A decisão do serviço secreto alemão de abordar de forma transparente o passado nazista da inteligência na Alemanha Ocidental (BND) volta a dirigir os olhares para a América Latina, refúgio de alguns dos criminosos mais procurados do Terceiro Reich.
A recente criação de uma comissão formada por quatro historiadores para estudar o passado nazista do BND refletem a vontade de seu presidente, Ernst Uhrlau, de resgatar o funcionamento da espionagem alemã após a Segunda Guerra Mundial.
Os arquivos de espionagem confirmam que os serviços secretos ocultaram o paradeiro de muitos criminosos nazistas foragidos da justiça para transformá-los em possíveis agentes.
A revista "Der Spiegel" publicou recentemente que Walther Rauff, coordenador de unidades móveis de câmaras de gás desenvolvidas por ele mesmo, colaborou com o BND quando residia no Chile, entre 1958 e 1962, para espionar o líder cubano Fidel Castro.
Apesar de conhecer perfeitamente o passado de Rauff, acusado pela justiça alemã da morte de 98 mil prisioneiros durante o nazismo, a espionagem federal não duvidou em contratar seus serviços.
Rauff, que se estabeleceu como empresário no Chile após uma temporada na Síria e Equador, foi preso em 1962 por solicitação da Alemanha.

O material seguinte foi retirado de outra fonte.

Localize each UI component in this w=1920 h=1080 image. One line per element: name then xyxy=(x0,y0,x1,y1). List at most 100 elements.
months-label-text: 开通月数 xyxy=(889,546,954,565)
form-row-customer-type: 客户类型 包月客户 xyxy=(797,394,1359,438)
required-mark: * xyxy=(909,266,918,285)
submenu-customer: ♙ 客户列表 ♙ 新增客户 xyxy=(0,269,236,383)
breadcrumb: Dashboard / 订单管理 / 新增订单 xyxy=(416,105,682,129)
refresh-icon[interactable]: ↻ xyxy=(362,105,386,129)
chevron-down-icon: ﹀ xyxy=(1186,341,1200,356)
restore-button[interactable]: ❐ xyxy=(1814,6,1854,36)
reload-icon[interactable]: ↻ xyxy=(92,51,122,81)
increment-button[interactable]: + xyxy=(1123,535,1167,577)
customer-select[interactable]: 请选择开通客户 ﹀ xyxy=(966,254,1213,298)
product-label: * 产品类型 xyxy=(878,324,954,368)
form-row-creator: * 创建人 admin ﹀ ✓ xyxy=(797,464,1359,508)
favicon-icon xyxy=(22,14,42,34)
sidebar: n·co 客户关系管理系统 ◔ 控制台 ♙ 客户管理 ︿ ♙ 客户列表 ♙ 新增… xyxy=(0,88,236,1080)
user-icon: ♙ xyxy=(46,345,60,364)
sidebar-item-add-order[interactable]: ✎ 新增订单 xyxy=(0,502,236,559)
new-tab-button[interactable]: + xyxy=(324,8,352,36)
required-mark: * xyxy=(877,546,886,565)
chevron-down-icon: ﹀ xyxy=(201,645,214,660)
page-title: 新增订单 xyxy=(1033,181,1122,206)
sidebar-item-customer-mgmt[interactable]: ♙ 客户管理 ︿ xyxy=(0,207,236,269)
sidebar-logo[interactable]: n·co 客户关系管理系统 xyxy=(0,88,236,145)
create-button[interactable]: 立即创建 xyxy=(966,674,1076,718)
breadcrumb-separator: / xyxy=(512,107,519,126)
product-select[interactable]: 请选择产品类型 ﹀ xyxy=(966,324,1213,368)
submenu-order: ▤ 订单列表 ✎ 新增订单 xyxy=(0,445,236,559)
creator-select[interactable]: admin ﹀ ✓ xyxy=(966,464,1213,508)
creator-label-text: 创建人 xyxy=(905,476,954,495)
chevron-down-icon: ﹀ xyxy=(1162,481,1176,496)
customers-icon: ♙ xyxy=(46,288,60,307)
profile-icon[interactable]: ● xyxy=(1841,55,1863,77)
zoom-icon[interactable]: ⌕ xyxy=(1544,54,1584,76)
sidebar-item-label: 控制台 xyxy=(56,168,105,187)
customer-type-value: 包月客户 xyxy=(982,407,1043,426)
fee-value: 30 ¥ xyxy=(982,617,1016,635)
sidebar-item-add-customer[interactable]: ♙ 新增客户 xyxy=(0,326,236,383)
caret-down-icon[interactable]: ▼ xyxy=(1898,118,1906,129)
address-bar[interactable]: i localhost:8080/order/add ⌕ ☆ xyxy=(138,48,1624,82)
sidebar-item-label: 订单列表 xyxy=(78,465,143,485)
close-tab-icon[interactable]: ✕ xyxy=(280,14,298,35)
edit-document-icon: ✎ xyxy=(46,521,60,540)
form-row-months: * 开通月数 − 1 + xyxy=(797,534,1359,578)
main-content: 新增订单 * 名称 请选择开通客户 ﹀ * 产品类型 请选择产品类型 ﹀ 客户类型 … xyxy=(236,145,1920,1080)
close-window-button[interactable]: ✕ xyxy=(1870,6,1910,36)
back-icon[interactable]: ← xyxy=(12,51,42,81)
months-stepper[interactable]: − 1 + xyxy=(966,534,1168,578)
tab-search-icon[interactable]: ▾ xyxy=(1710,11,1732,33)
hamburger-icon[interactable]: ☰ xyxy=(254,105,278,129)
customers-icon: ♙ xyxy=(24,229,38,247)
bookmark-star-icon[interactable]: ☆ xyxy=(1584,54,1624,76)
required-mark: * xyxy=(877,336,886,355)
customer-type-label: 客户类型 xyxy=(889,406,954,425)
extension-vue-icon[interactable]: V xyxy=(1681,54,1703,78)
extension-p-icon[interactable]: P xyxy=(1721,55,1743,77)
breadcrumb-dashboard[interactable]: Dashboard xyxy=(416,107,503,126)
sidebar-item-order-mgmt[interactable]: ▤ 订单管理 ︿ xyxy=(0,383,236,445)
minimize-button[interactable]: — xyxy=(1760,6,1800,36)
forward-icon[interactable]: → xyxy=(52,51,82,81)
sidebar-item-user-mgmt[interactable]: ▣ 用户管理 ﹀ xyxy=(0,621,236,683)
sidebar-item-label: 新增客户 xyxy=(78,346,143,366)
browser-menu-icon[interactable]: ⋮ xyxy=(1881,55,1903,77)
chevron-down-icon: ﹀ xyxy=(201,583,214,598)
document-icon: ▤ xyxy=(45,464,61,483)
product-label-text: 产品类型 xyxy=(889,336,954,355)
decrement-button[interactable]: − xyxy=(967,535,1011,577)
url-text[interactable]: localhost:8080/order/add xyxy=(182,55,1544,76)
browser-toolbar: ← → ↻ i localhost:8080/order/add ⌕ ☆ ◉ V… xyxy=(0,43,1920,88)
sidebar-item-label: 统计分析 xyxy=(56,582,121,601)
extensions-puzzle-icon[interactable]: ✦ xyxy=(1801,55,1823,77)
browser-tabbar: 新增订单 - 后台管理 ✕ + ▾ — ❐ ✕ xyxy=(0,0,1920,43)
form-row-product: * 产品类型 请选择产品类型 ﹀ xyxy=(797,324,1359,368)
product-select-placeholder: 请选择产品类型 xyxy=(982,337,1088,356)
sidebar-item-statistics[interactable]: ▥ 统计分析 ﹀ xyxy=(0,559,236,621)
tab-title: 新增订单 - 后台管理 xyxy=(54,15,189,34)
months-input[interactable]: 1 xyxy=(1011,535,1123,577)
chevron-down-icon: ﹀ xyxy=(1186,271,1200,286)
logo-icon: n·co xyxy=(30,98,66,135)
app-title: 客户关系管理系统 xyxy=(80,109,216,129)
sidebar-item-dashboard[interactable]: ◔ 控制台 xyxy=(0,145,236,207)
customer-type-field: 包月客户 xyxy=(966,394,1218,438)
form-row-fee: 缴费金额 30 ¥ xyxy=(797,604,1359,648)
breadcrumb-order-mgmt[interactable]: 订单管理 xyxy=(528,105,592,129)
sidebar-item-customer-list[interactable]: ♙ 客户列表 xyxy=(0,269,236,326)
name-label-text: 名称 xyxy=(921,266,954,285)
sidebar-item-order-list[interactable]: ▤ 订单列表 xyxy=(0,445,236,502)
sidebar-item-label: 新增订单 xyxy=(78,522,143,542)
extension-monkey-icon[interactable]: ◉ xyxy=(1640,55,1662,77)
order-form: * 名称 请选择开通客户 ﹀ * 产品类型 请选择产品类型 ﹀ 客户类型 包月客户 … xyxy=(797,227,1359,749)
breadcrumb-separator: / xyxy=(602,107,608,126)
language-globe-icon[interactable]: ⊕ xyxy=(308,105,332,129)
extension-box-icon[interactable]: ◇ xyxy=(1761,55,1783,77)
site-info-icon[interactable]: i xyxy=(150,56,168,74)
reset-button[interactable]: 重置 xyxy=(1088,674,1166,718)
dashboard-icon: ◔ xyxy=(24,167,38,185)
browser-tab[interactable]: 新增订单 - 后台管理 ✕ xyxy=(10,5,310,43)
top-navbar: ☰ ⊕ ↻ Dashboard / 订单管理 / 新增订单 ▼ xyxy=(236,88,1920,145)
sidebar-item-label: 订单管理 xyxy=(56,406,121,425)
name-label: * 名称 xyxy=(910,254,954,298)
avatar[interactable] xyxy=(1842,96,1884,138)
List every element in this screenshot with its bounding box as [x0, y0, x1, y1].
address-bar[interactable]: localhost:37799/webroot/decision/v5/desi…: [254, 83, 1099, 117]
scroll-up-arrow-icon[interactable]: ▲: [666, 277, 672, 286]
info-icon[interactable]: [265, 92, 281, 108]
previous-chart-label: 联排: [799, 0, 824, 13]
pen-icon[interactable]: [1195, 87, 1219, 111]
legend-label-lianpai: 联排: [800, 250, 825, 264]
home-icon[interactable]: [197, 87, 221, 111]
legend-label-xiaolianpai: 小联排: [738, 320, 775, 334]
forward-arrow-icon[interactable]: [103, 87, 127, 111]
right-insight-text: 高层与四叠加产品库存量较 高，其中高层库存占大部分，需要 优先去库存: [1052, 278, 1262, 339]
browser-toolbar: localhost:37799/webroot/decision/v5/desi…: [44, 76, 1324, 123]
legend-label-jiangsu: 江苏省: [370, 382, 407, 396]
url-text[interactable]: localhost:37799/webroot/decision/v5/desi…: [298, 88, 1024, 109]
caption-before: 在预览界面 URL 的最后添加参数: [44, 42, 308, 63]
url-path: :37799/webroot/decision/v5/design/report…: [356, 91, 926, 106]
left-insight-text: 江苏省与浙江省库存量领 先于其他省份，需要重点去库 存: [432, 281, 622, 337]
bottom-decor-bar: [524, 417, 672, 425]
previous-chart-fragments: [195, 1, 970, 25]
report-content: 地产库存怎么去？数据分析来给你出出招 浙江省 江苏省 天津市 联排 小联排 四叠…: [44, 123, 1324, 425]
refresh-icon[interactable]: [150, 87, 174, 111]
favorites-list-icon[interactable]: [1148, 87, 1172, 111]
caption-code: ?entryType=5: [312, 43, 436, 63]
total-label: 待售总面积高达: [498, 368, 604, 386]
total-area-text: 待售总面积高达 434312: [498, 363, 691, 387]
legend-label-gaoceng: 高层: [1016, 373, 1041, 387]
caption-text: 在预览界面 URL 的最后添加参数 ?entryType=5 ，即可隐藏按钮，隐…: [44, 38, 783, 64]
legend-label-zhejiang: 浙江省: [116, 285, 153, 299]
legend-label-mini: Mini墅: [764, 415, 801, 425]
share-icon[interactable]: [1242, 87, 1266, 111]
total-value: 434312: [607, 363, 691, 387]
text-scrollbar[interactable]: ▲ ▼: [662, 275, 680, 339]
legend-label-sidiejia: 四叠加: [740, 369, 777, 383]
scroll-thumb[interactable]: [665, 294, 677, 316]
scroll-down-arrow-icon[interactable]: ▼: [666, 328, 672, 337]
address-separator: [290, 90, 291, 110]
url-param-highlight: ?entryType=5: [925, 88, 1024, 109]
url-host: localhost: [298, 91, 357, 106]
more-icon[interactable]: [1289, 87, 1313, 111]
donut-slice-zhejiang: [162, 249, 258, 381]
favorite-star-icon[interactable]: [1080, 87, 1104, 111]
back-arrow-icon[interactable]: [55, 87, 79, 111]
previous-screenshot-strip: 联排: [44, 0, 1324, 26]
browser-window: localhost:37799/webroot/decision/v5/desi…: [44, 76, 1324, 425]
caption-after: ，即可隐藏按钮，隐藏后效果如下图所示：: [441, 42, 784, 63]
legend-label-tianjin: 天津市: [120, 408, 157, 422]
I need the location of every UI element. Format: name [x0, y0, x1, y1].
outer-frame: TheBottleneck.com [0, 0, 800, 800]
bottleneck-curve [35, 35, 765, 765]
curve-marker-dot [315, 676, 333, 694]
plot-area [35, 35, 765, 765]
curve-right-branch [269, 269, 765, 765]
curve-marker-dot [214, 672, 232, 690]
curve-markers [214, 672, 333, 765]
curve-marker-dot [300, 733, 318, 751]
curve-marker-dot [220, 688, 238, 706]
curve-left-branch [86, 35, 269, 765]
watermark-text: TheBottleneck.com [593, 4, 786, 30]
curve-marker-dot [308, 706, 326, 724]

Porém, o processo acabou arquivado porque a justiça do Chile, onde ele morreu em 1984, considerou que seus crimes tinham prescrito.
Já Klaus Barbie, conhecido como "Açougueiro de Lyon" e chefe da Gestapo na França ocupada, foi recrutado pela inteligência germânico-ocidental em 1966 na Bolívia, onde morava desde 1951.
O BND, que então ampliava internacionalmente sua rede de agentes, seguia atentamente o desenvolvimento da Bolívia, temendo que o país sofresse influência soviética, como Cuba.
Procurado pelo BND por sua "ideologia alemã" e seu "anticomunismo", Barbie elaborou para os serviços secretos 35 relatórios, cujo conteúdo ainda é desconhecido.
No entanto, sabe-se que poucas semanas após seu recrutamento, Barbie assumiu a representação de uma empresa alemã de venda de excedentes de armamento do Exército alemão. O posto ocupado dava chance de o agente informar quanto os bolivianos gastavam em armas e munição.
Por considerar perigoso esse vínculo, o BND rompeu com seu colaborador no final de 1967. Em 1983, Barbie foi expulso da Bolívia e entregue à França. O "Açougueiro de Lyon" morreu em 1991 de leucemia em uma prisão francesa, onde cumpria prisão perpétua.
Um dos fugitivos nazistas mais procurados, Josef Mengele, conhecido como "Anjo da Morte" por seus experimentos com prisioneiros no campo de extermínio de Auschwitz, viveu seus últimos dias no Brasil, depois de passar por Argentina e Paraguai.
Além das especulações sobre a colaboração de Mengele com inteligência alemã, os últimos documentos revelados mostram que ele não só não cooperou com o BND, como também foi ajudado pelo organismo para iniciar sua fuga.
Em 1961, o serviço secreto alemão já sabia de sua residência no Brasil - onde faleceu em 1979 -, mas nunca demonstrou interesse em sua prisão. Em 1972, o BND informou ao Governo que desconhecia "onde ele poderia estar" e "se ainda permanecia vivo".
Os registros revelam também que a espionagem alemã ocultou durante anos o paradeiro de Adolf Eichmann, artífice do plano de extermínio dos judeus na Europa. Segundo informações divulgadas pela imprensa alemã, o BND sabia que Eichmann vivia na Argentina desde 1952, porém, não informou à CIA até 1958.
O criminoso nazista foi sequestrado na Argentina, em maio de 1960, pelo serviço secreto israelense (Mossad) e executado dois anos depois em Israel.
A nova comissão de historiadores, que contará com um prazo de quatro anos para estudar os registros dos serviços secretos, irá focar sua investigação nos anos entre 1945 e 1968, período que precedeu a criação do BND.
Neste período, quem assumia o serviço secreto alemão era a chamada "Organização Gehlen", liderada pelo antigo general Wehrmacht Reinhard Gehlen, que anteriormente tinha sido responsável pela espionagem exterior nazista.